The default dataset can only be as small as it is because the actual country- and state boundaries have been simplified somewhat from their actual boundaries. Generally, it is made to meet the requirements for OpenStreetMap editing:
-
In respect to its precision, it strives to have at least every settlement and major road on the correct side of the border, in populated areas the precision may be higher. However, it is oblivious of sea borders and will only return correct results for points on land.
-
As ids, it uses ISO 3166-1 alpha-2 country codes where available and otherwise ISO 3166-2 for subdivision codes
-
It includes all subdivisions for 🇺🇸 United States, 🇨🇦 Canada, 🇦🇺 Australia, 🇨🇳 China, 🇮🇳 India, 🇪🇸 Spain, 🇬🇧 United Kingdom, 🇧🇪 Belgium, 🇧🇦 Bosnia & Herzegovina, 🇮🇩 Indonesia, 🇫🇲 Micronesia, 🇰🇲 Comoros and autonomous subdivisions of most other countries that have a ISO 3166-2 code, such as the republics within 🇷🇺 Russia, the autonomous regions in 🇮🇹 Italy etc.
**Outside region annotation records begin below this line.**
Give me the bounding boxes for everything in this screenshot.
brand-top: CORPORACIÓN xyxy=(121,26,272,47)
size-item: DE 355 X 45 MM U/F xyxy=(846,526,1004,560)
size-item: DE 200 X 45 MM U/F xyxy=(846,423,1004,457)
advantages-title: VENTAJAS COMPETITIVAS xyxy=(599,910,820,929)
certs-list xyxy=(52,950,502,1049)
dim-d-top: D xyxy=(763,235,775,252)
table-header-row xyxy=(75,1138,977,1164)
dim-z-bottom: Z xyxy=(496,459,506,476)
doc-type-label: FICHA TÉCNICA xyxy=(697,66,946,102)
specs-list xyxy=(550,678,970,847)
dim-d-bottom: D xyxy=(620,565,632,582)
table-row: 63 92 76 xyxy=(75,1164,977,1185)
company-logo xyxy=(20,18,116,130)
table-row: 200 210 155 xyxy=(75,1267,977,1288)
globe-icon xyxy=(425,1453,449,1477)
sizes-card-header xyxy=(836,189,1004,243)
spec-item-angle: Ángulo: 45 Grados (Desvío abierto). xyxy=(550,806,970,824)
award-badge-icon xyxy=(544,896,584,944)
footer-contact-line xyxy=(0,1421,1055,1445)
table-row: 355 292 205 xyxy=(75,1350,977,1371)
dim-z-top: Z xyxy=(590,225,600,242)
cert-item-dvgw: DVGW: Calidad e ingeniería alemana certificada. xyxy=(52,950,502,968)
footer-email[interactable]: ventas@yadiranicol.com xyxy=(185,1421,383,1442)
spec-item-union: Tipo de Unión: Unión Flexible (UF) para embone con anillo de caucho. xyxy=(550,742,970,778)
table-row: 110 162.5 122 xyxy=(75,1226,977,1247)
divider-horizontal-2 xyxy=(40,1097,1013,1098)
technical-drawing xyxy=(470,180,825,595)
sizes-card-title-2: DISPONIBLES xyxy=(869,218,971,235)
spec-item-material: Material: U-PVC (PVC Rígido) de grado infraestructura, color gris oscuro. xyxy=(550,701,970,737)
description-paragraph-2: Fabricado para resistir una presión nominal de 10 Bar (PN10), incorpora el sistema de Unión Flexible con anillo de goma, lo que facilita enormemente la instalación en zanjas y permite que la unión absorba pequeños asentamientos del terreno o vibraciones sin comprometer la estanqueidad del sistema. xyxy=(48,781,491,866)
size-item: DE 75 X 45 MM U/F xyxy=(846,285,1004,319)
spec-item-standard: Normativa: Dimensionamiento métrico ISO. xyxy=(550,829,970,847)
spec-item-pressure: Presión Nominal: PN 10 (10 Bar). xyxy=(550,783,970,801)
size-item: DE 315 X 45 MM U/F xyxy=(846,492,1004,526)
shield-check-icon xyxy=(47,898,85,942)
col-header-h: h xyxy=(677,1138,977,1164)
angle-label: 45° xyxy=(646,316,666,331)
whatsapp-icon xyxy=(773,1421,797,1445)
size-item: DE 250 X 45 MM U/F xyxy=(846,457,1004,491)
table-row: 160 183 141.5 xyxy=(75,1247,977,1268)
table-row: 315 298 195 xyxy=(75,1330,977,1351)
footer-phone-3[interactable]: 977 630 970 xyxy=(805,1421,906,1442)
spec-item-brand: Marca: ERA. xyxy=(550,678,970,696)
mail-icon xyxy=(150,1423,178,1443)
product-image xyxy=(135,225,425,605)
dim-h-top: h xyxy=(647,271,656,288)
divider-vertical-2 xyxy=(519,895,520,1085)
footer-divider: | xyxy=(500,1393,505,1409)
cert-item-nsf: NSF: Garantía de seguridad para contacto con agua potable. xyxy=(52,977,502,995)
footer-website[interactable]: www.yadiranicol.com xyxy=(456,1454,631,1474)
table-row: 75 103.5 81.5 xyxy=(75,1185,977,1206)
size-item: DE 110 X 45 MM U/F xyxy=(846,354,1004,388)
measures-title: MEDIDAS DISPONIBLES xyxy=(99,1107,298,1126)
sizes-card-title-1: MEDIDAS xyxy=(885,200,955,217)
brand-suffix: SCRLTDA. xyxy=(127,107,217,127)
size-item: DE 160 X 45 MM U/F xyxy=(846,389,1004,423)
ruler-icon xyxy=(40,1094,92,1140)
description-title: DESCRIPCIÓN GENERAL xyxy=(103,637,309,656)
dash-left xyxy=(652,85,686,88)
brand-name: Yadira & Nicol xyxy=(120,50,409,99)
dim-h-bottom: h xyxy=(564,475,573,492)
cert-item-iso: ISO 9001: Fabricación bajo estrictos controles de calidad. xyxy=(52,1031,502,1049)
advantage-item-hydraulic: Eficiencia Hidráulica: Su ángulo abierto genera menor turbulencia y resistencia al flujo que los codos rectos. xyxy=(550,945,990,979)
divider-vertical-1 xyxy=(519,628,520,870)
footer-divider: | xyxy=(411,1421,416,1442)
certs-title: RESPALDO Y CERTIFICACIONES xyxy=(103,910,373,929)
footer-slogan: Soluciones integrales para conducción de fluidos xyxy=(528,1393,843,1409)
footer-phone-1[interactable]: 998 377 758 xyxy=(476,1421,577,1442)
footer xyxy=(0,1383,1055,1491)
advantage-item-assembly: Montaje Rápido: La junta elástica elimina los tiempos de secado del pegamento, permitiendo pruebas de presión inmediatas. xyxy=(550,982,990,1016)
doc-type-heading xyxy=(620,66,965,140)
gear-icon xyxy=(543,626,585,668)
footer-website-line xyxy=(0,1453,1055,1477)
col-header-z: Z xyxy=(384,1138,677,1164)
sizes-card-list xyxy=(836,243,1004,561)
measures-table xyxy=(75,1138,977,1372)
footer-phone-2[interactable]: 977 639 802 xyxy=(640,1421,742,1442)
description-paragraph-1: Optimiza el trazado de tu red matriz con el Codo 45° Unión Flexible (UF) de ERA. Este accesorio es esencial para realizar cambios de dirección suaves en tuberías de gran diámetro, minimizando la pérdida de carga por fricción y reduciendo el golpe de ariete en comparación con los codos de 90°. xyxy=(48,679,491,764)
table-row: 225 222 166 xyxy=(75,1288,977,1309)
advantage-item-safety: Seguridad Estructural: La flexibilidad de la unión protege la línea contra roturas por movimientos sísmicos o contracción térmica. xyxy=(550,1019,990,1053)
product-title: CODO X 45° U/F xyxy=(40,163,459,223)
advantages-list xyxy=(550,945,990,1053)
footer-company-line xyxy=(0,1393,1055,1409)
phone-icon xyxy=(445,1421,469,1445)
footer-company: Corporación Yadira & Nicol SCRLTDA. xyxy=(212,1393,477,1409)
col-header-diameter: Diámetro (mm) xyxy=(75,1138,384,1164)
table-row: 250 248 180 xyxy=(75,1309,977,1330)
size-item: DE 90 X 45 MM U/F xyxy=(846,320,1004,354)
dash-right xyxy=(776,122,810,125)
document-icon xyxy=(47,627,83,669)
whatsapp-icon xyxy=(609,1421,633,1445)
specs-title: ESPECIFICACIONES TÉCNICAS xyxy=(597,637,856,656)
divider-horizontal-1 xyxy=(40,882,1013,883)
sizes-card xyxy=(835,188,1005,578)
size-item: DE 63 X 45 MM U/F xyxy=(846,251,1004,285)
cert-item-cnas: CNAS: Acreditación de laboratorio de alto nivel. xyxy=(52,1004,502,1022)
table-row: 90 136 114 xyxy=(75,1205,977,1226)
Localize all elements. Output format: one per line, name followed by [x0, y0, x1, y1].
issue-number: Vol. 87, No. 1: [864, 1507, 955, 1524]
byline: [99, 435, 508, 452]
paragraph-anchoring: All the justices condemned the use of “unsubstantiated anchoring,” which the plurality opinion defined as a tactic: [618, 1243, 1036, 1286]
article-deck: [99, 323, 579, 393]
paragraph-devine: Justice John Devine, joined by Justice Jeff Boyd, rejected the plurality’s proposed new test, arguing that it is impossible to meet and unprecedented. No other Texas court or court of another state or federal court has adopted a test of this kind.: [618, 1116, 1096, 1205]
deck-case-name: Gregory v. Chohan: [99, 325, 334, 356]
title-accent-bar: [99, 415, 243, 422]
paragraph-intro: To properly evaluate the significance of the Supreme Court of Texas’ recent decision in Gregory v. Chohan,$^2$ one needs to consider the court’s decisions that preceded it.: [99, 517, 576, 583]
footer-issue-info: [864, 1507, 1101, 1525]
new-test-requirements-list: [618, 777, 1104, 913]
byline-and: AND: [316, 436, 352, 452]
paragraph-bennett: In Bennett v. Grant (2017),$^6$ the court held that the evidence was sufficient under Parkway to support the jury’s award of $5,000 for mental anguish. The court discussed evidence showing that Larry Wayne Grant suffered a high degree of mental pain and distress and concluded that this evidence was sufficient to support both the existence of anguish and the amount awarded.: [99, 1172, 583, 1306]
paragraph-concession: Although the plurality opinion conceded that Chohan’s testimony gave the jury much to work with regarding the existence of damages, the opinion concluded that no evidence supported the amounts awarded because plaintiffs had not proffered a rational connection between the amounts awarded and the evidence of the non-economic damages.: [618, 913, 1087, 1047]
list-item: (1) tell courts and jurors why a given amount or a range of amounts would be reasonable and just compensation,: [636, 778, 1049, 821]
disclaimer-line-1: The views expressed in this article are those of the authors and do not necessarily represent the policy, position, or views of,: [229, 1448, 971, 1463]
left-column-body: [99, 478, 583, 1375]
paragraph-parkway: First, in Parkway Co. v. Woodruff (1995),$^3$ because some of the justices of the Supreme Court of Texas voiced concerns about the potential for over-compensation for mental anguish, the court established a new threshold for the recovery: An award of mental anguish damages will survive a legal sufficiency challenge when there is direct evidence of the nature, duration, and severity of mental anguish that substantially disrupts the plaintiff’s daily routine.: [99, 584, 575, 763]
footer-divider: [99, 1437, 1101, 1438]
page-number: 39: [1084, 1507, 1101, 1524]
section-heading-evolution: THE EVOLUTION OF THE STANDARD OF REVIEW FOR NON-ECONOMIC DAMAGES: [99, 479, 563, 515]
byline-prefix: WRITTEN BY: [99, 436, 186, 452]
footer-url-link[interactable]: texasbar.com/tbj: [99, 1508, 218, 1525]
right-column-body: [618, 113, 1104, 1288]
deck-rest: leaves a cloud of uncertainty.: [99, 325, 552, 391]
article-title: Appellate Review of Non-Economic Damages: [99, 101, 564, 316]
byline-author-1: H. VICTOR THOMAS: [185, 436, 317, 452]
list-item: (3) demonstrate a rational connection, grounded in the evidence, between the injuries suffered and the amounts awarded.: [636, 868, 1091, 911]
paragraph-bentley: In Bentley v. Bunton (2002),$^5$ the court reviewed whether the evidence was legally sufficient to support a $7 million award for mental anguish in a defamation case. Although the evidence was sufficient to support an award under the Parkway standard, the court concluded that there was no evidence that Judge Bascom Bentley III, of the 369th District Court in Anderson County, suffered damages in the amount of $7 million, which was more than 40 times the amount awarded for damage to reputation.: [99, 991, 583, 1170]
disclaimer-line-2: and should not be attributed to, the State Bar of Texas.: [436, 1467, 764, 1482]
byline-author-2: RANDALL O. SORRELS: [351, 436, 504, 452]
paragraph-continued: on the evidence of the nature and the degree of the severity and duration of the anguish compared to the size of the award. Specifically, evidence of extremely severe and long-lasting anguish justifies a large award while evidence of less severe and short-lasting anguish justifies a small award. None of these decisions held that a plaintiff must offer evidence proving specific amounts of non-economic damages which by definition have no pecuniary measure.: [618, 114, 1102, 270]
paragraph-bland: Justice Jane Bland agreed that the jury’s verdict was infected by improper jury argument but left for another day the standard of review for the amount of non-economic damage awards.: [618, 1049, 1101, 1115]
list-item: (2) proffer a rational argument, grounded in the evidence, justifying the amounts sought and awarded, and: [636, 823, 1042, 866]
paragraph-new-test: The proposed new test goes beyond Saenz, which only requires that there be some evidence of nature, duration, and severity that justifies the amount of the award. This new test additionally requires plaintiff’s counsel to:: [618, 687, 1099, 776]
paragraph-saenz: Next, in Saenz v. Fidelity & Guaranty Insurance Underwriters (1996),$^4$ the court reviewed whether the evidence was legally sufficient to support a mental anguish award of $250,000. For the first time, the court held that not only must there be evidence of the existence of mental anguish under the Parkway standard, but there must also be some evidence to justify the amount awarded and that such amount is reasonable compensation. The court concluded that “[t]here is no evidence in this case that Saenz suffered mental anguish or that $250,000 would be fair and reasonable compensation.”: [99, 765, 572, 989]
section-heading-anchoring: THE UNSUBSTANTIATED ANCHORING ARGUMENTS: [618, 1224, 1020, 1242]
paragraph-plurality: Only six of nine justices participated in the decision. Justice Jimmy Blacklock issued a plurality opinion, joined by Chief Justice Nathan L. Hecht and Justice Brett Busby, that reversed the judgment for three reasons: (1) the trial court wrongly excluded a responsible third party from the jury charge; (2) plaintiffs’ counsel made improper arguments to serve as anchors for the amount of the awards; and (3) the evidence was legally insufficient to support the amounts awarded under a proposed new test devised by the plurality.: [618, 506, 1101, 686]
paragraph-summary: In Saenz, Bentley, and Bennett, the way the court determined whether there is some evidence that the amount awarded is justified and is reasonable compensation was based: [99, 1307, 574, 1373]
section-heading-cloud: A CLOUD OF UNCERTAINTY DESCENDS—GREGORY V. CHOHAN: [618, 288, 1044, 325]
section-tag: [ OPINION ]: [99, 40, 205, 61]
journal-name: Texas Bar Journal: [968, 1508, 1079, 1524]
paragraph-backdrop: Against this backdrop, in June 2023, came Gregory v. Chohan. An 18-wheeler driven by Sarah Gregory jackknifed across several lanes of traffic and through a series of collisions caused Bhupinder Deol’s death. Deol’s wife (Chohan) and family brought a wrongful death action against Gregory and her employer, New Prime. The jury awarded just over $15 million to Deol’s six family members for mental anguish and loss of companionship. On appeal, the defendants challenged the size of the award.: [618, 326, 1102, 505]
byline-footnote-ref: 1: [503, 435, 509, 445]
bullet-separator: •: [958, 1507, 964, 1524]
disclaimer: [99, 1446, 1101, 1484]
See the source file for details (you can open it in JOSM).
Speed
Querying 1 million random locations on a single thread takes about 0.1 seconds with a Ryzen 5700X CPU.
For above measurement, I used a raster of 360x180 (= one cell is 1° in longitude, 1° in latitude). You can choose a smaller raster to have a smaller file or choose a bigger raster to have faster queries. According to my tests, a file with a raster of 60x30 (= one cell is 6° in longitude and latitude) is about 4 times smaller but queries are about 4 times slower.
Files with a raster of 60x30, 180x90 and 360x180 are supplied by default (see above section), but you can also create files with custom raster sizes.
What makes it that fast is because the boundaries of the source data are split up into a raster, so, point in polygon checks, if any, only need to be done for the little geometry that is in the cell in which the point is located.
The reason why the library does not directly consume a GeoJSON or similar but only a file generated from it is so that the slicing of the source geometry into a raster does not need to be done each time the file is loaded but only once before putting the current version of the boundaries into the distribution.